Rajaretnam and his family agreed to the demolition with the condition that a gate be placed by the neighbour to protect the grounds from intruders. However, the gate has not been put up.

The DBKL agreed to this in a meeting and even provided the minutes and a diagram of the gate, a copy of which was sent to Rajaretnam as well.

Afraid for the safety of his wife and five young children, Rajaretnam has filed numerous reports with DBKL, the Public Complaints Bureau and the police to help solve the issue but to no avail.

A month ago, DBKL came back based on another complaint by the same neighbour, citing an illegal extension behind the house.

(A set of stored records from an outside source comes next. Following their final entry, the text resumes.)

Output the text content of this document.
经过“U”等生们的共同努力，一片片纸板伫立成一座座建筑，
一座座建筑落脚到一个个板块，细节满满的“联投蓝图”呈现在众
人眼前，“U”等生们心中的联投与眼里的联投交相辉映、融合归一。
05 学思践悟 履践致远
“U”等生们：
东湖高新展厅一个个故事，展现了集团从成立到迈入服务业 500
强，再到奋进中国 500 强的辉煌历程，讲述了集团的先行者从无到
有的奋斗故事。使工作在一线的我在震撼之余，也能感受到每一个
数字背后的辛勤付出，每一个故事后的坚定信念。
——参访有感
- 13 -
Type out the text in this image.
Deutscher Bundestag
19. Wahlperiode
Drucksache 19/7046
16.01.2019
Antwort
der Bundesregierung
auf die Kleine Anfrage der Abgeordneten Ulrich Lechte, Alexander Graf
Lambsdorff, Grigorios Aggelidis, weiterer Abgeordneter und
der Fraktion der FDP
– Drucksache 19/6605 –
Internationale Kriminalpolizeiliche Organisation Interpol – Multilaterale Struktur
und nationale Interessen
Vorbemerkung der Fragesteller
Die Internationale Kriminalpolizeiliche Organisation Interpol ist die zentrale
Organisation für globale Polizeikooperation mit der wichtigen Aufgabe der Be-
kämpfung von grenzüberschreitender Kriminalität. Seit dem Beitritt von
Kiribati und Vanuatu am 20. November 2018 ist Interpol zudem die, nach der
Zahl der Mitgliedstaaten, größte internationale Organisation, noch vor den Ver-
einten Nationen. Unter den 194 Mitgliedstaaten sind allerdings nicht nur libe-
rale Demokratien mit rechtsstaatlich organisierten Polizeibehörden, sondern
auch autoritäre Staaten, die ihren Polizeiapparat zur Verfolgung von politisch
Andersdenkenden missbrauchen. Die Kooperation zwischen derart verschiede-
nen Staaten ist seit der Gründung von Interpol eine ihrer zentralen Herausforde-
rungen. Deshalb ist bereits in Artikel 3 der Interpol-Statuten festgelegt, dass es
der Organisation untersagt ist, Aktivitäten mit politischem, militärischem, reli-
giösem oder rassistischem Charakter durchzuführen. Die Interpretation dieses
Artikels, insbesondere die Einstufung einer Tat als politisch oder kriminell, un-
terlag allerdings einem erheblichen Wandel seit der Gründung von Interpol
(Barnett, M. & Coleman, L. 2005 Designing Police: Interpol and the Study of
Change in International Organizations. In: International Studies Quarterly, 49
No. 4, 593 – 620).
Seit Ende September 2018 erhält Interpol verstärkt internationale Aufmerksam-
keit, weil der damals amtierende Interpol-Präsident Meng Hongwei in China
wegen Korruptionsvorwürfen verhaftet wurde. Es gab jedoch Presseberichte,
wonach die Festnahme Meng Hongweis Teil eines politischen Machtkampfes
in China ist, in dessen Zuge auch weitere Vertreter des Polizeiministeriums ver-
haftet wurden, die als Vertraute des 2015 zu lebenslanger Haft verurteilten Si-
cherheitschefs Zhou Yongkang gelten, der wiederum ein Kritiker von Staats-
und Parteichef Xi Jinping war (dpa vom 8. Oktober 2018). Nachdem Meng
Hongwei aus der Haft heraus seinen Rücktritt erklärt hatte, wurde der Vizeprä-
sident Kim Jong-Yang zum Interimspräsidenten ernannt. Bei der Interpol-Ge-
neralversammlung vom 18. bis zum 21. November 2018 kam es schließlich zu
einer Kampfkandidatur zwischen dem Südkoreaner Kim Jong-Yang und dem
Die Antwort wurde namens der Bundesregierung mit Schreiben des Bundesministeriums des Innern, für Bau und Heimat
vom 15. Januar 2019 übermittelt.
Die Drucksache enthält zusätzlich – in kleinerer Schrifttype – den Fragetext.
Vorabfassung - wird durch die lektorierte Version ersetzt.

“The extension has been here for over 40 years just like the wall that was built when the development first took place. How is it that a mere zinc roof behind the house is more important than the safety of the entire family?” asked Rajaretnam.

Rajaretnam also questioned DBKL’s lack of efficiency in dealing with his complaints that was lodged since the issue first arose.

Upon hearing the plight of Rajaretnam, several MIC Youth members visited the family recently.

After reviewing the sale and purchase agreement, MIC National Youth Social Welfare Bureau chairman S. Subramaniam said the house was classified as a double-storey terrace house instead of a townhouse.

“DBKL has to give a clear indication as to why the demolition exercise was conducted since the land status is not stated clearly. Even if it is a townhouse or a double-storey terrace, the wall is to divide the entrance to both houses,” he said.

The MIC Youth legal bureau will be sending a demand letter requesting for a reply and the reasons behind DBKL’s actions.

When contacted, corporate communications director Anwar Mohd Zain said DBKL had been trying to resolve the dispute for some time now. Several discussions had been carried out between both parties.

Anwar said DBKL would ensure that the promises made between both parties would be carried out, including Rajaretnam’s gate.